STEM can mean many different things. Sometimes when teachers or parents think of STEM they think of coding, robots, iPads, and lots of expensive technology. However, some of my students’ favorite activities of the year, the ones they learned the most from, were very simple no prep math STEM projects using absolutely no technology. In fact, they took nothing more than dollar store supplies and student creativity and collaboration. What’s even better, many students redid the projects at home just for fun adding improvements.
Here are three that have been a hit every time I have done them. They’re appropriate for any grades 2-8 as they can be approached at different levels of sophistication, and are great for a multiage activity as well.

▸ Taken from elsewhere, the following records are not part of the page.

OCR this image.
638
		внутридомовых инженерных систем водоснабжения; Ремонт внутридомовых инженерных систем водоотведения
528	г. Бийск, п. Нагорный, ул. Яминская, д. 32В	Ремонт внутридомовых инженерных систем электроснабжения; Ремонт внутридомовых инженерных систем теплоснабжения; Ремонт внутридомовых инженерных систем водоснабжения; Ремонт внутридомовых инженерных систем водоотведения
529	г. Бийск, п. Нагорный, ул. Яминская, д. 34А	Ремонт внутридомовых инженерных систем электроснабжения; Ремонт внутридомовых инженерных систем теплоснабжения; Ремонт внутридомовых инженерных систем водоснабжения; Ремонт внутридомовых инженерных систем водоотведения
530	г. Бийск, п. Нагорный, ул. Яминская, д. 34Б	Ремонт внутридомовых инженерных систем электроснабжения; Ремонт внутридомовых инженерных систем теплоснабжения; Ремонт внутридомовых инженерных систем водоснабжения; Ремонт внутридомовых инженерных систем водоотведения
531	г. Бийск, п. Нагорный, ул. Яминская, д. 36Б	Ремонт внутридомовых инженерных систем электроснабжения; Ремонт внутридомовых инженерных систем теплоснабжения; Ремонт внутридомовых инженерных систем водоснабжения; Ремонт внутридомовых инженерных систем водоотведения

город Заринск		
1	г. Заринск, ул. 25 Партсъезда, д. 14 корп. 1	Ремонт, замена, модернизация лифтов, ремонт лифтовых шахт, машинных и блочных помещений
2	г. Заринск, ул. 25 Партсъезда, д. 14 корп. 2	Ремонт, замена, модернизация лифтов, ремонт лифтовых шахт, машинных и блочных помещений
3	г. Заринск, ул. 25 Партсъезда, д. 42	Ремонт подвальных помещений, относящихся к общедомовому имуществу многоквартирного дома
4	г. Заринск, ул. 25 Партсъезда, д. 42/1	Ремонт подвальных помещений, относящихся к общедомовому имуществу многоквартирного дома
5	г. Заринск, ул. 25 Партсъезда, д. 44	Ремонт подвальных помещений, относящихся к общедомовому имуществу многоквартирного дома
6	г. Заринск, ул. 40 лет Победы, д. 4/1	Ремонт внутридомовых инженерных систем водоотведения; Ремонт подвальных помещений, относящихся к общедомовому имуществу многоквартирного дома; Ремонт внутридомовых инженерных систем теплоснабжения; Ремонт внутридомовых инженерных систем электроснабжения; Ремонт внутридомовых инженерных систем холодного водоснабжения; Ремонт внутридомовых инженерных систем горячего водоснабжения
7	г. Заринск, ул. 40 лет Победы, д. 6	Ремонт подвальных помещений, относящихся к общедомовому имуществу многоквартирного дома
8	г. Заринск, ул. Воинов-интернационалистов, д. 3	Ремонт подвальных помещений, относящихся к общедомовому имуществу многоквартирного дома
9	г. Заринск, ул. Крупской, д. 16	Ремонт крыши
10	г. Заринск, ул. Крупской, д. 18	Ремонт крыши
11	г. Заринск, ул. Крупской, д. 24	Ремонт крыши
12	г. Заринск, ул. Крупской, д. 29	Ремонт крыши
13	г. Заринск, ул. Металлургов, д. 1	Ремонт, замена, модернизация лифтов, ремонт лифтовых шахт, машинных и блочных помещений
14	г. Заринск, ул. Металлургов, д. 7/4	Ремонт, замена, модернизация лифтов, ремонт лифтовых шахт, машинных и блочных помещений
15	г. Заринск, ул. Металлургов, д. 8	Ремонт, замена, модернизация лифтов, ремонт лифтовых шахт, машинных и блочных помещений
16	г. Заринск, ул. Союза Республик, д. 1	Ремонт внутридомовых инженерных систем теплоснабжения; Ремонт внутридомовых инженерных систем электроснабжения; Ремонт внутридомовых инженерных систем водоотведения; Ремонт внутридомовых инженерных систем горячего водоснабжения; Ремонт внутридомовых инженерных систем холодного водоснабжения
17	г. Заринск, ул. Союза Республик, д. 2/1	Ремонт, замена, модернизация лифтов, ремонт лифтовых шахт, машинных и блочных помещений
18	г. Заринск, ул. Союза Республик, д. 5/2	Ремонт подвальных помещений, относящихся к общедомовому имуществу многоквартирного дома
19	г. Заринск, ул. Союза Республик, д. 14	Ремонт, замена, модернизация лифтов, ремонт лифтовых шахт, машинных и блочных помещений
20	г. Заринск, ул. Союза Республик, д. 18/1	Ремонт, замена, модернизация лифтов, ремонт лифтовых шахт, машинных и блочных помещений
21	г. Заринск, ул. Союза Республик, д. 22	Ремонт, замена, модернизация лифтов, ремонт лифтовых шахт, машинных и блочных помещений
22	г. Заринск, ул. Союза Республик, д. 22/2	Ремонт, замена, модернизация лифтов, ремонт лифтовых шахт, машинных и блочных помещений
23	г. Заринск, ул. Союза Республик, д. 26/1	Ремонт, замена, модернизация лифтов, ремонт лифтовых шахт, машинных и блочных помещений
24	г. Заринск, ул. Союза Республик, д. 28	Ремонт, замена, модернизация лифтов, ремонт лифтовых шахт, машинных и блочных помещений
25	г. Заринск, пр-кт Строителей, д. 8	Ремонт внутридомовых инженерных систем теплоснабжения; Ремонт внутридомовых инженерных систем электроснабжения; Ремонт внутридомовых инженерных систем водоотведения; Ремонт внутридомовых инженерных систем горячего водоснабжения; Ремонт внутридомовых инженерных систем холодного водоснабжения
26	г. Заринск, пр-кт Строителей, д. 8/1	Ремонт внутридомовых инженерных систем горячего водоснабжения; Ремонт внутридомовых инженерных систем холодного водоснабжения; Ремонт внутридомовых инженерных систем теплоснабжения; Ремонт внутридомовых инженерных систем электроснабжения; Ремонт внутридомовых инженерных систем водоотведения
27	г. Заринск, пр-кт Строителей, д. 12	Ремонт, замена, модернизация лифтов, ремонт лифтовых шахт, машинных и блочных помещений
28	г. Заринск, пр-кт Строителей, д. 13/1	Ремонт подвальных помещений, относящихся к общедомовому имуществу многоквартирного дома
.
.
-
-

Student challenge: build a boat that will hold the most weight without sinking. Supplies: paper (you could provide a variety of kinds but it’s not necessary,) paper clips, popsicle sticks, straws, and tape. If you want to add additional supplies you could use coffee filters, modeling clay, and aluminum foil.
I brought a tub of water into the class and had students test the weight with hexagon weights that came with our classroom scale. Another time we tested with pennies. Both times we graphed the results for additional math practice.
One year I did it around Easter and we put peeps in the boats- I told the kids if their peep didn’t sink they could eat it! They LOVED this and talked about it for months.
If you are able to go outside and use a kiddie pool for your water you can also race boats by blowing them with a straw as explained in STEM Junk Boats from Playdough to Plato.
If you want to teach science concepts of density/buoyancy you can use this printable version of the boat challenge from Scholastic. It has students test different objects to see if they sink or float and record the results before they design and build a boat to “carry a princess across a moat.”
Don’t want to use a tub of water in your classroom? Here’s a blog post from Math Chick about a 5th/6th grade math teacher who had her students blow their paper sailboats down the hallway with a fan. They then measured how far each boat traveled and made a scatterplot!
I started by teaching all of my students to make the basic popsicle stick catapult design from Little Bins for Little Hands. We used pom poms to test it (cotton balls would also work,) though once at a math camp we used mini marshmallows (as shown in Little Bins’ picture below), which the kids found even more exciting.
After everyone understood basic catapult design I challenged them to make their own catapult that would shoot the farthest. I got the basics of this from the Catapult Challenge post at Vivify STEM (written for middle school students but my elementary students were able to do it.) Supplies to choose from included newspaper, craft sticks, masking tape, plastic cups, soda and soup cans, rubber bands, plastic spoons. It was really fun to see what they came up with. Some of the catapults were huge! We tested them, measured the distance with a measuring tape and graphed the results. We also had students try to make the projectile land on a target, and knock down a paper cup tower.
There are many approaches to a STEM bridge building challenge. One of the simplest and yet effective ones I have tried is this Straw Bridge challenge from The Stem Laboratory. Students are taught the five basic types of bridges (arch, beam, suspension, cable stay, and truss) and then challenged to build a bridge that would hold a cup of 100 pennies using nothing but straws, scissors, and tape.
Another bridge challenge option is the Popsicle Stick Bridge from TryEngineering. Students use nothing but up to 200 popsicle sticks and glue. Their bridges must have a span of at least 14 inches and be able to hold a five pound weight (younger students) or a twenty pound weight (older students).
If you have older students and want to increase the challenge, Discovery Ed has one where the bridge must include a tower. It has students design and build a bridge that will hold a tower. The bridge must span an opening of 30 cm and must be at least 15 cm wide. The tower must be at least 30 cm tall and its base cannot be wider than 15 cm. The base must be a geometric shape or have support legs. It must stand freely and be movable.